Huseonica won’t be alone all the time. He’ll have international guest paddlers, some of whom are from indigenous groups in the Yukon Territory and Alaska. This includes First Nations, Metis Nation and Alaska Natives.
Going up to the Yukon with Huseonica will be Melinda Land, 52, of Kentucky.
“I’m so humbled to have Melinda and her whitewater experience and backpacking skills,” Huseonica said. “She brings to the expedition an enhanced level of expertise on the water and efficient methods of unloading the expedition canoes in dangerous situations, and setting up a safe and viable campsite.”
Camping along the Yukon River is frequently energy sapping. Dangers facing the paddlers in addition to hypothermia are black Yukon wolves, mosquitoes and brown and black bears. Huseonica noted that he’s always looking for mature decision-making skills and risk management assessment experience in his guest paddlers.
Born into an outdoors family, Land was immersed in wilderness activities, such as backpacking, Girl Scouts, paddling and adventuring off the beaten path. She’s joining the expedition with the full support of her family and friends.

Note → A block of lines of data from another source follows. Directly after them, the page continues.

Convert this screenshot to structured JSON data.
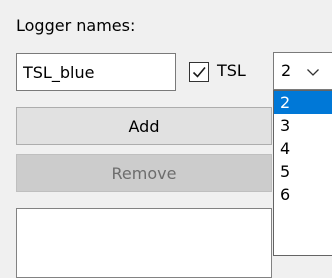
{
  "logger_names": {
    "heading": "Logger names:",
    "name_input_value": "TSL_blue",
    "tsl_checkbox": {
      "checked": true,
      "label": "TSL"
    },
    "count_select": {
      "value": "2",
      "options": [
        "2",
        "3",
        "4",
        "5",
        "6"
      ],
      "highlighted_index": 0
    }
  },
  "buttons": {
    "add_label": "Add",
    "remove_label": "Remove"
  },
  "colors": {
    "highlight": "#0078d7",
    "window_bg": "#f0f0f0",
    "button_bg": "#e1e1e1",
    "disabled_bg": "#cccccc",
    "disabled_text": "#6d6d6d"
  },
  "icons": {
    "checkbox_mark": "check-icon",
    "select_arrow": "chevron-down-icon"
  }
}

“I am excited to join Karts for his Yukon expedition and very grateful for the opportunity to paddle alongside indigenous adventurers, gaining knowledge of their history and culture,” said Land. “We have let technology and social media capture our minds and forget to enjoy the outdoors. I always try to inspire the love of the land and water in others, as my parents did for me.”
Huseonica will also be joined by Ian “Bruce” Jobin, 44, a member of the Metis Nation of Canada. Also, on the expedition to paddle from Carmacks to Dawson City, a distance of 250 miles, is another international paddler that Huseonica will introduce at a later date.
During last year’s attempt, Huseonica had paddlers join him from the Carcross/Tagish First Nation and the Ta’an Kwäch’än Council. The expedition is frequently referred as the “Kindness Expedition” because of how Huseonica wants inclusivity of team members and his desire to learn more about indigenous peoples of Canada and Alaska.
In support of this, Huseonica always keeps in mind the pitfalls of cultural appropriation. He won’t take, use or wear any items that represent deep cultural significance; which is an example of cultural appropriation. Plus, he can’t use the fact that there’s indigenous participation in the expedition to help market the expedition. Huseonica readily admits that he walks a fine line with his expedition promotions with regards to indigenous participation. He believes that his expedition promotions are acceptable, but to some they might not be due to different perceptions.
“I will attempt to engage First Nations, Metis and Alaska Natives in the expedition but only to learn from them; which is one example of cultural appreciation, the opposite of cultural appropriation,” Huseonica said.
He continues to make plans to dedicate his expedition to his brother, Joe Huseonica, who died Christmas morning. The expedition’s documentary film will be dedicated to Joe.
The pre-expedition and post-expedition news was picked up Tegna’s local NBC affiliate 12News Phoenix. Reporter Krystle Henderson will develop a feature news story about Huseonica’s expedition. Filming will be at Watson Lake in Prescott with outfitter support provided by Born To Be Wild Adventures.
Because of the expedition reboot and inflation, Huseonica continues to fundraise to meet the ever-increasing costs of such an expedition to be the oldest person at 72 to open canoe the entire Yukon River. Major contributors will be honored along the route and also on YouTube videos showing highlights from key points of the expedition. They’ll also be recognized in the expedition’s documentary film.